For DECADES immigration attorneys have been allowed to present whatever they like to USCIS with complete confidence in that whatever they present will NEVER be released to anyone mentioned in, or affected by the evidence. And by "whatever" I mean WHATEVER! They have full rein to falsely accuse ANYONE, of a crime, abuse, neglect etc., without the accused ever obtaining knowledge of or being allowed to refute the allegations.

This in turn, also means they have been allowed to provide false and misleading information to USCIS, without fear of sanctions. Sanctions (monetary awards) are requested by a party adversely affected by misconduct during the administrative proceeding. Without knowledge of the misconduct, the individual (U.S. Citizen) is incapable of not only refuting false information, but ensuring the Immigration Attorney and his client are reprimanded for their misconduct. They cannot be held in contempt, sanctioned for harassment and witness retaliation/intimidation or even be held accountable by the Immigration Attorney Disciplinary board, because the accused, the adversely affected, and the victim is denied any knowledge of the abuse.

According to the Administrative Procedures Act (APA), anyone who is "adversely affected" by an administrative decision, (such as in the granting of an immigration benefit), has a right to partake in the proceeding and request it be presented before a tribunal (judge and jury). Immigration Attorneys don't want U.S. Citizens to know this, because should the U.S. Citizen in fact exercise his/her rights, the immigration attorney's fraudulent scheme would be uncovered and his/her legal practice ruined.

You see, "adversely affected" is certainly a very broad statement, and would include many individuals, including those who have been victimized by fraud, drunk driving, murder, rape, etc. Anyone adversely affected by an immigrant's immigration benefit approval, is, according to the Administrative Procedures Act, legally allowed to participate in the administrative proceeding and request it be heard before a judge. And the defendant would not be the immigrant. The defendant would be the U.S. Government for their "abuse of discretion" or something along those lines. In essence, the immigrant as well as the immigration attorney would be HELPLESS in the face of justice and truth.

I had the misfortune of contacting an immigration attorney to represent me in a case against USCIS, in regards to the Privacy Act and Administrative Procedures Act. I explained the circumstances of the case quite thoughtfully and requested he provide me with advice on how to proceed. His response?

"Although your case is related to immigration law it isn't related to 'the immigrant' and therefore I would not take the case."
"Well you can see how as an immigration attorney I wouldn't want to get involved in a case such as this."

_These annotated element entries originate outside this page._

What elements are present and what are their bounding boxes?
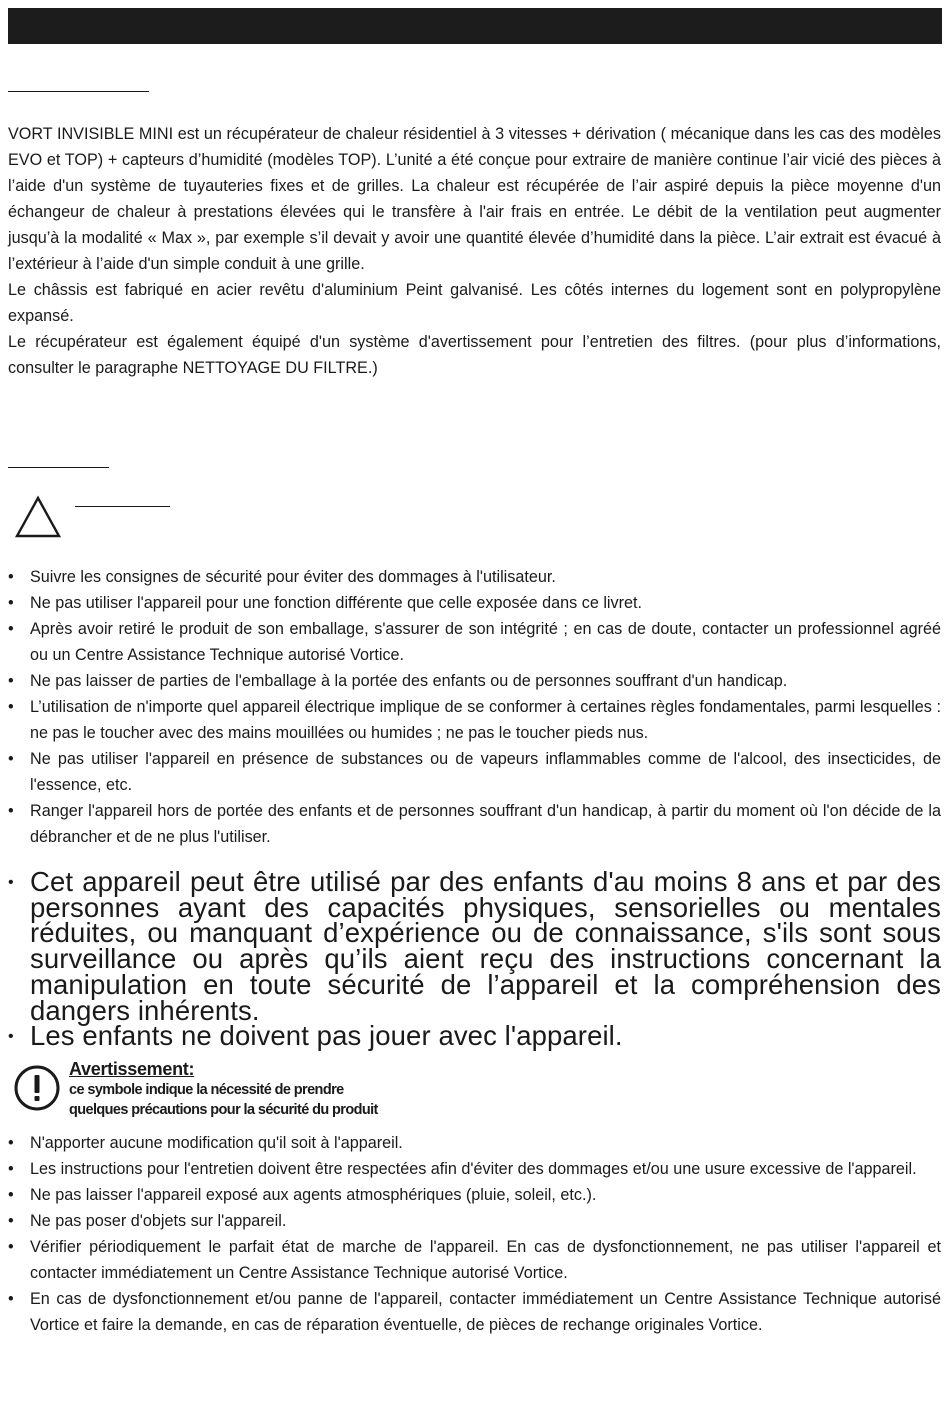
intro-paragraph: Le récupérateur est également équipé d'un système d'avertissement pour l’entretien des filtres. (pour plus d’informations, consulter le paragraphe NETTOYAGE DU FILTRE.) xyxy=(8,333,941,377)
section-rule-description xyxy=(8,91,149,92)
product-safety-list xyxy=(8,1130,941,1338)
intro-section xyxy=(8,121,941,381)
section-rule-safety xyxy=(8,467,109,468)
list-item: • Suivre les consignes de sécurité pour éviter des dommages à l'utilisateur. xyxy=(8,564,941,590)
safety-list xyxy=(8,564,941,850)
list-item: • En cas de dysfonctionnement et/ou panne de l'appareil, contacter immédiatement un Centre Assistance Technique autorisé Vortice et faire la demande, en cas de réparation éventuelle, de pièces de rechange originales Vortice. xyxy=(8,1286,941,1338)
warning-line: quelques précautions pour la sécurité du produit xyxy=(69,1102,378,1118)
list-item: • Ne pas poser d'objets sur l'appareil. xyxy=(8,1208,941,1234)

"I'm sorry you are going through this and as a human being I feel for you, but as an immigration attorney I just can't get involved. I mean you understand how as an immigration attorney I can't."

"I agree you should have a copy of the contract (I-864) you signed, but I don't think you should have access to everything 'pertaining to you' that USCIS has." Note* The I-864 contract, is a contract holding any sponsor who petitioned for an alien to come to the U.S. financially liable to keep them above the poverty line, and pay the Federal Government and State Government back for any public benefits received. Yes, the government denies you access to a copy of, or even knowledge of if you are still IN the contract, because they put it in the alien's file so you cannot have access to it.

Isn't it obvious? Immigration Attorneys refuse to work for U.S. Citizens because if they did, they would have to challenge USCIS policy, which is unlawful, denying U.S. Citizens access to anything pertaining to them, and denying them the ability to be heard before a judge and jury, ultimately obtaining due process. And this occurs, because Immigration Attorneys have to protect themselves from #1: Being found out and prosecuted for their involvement in immigration fraud and #2: Losing all power over the immigration process and their law practice!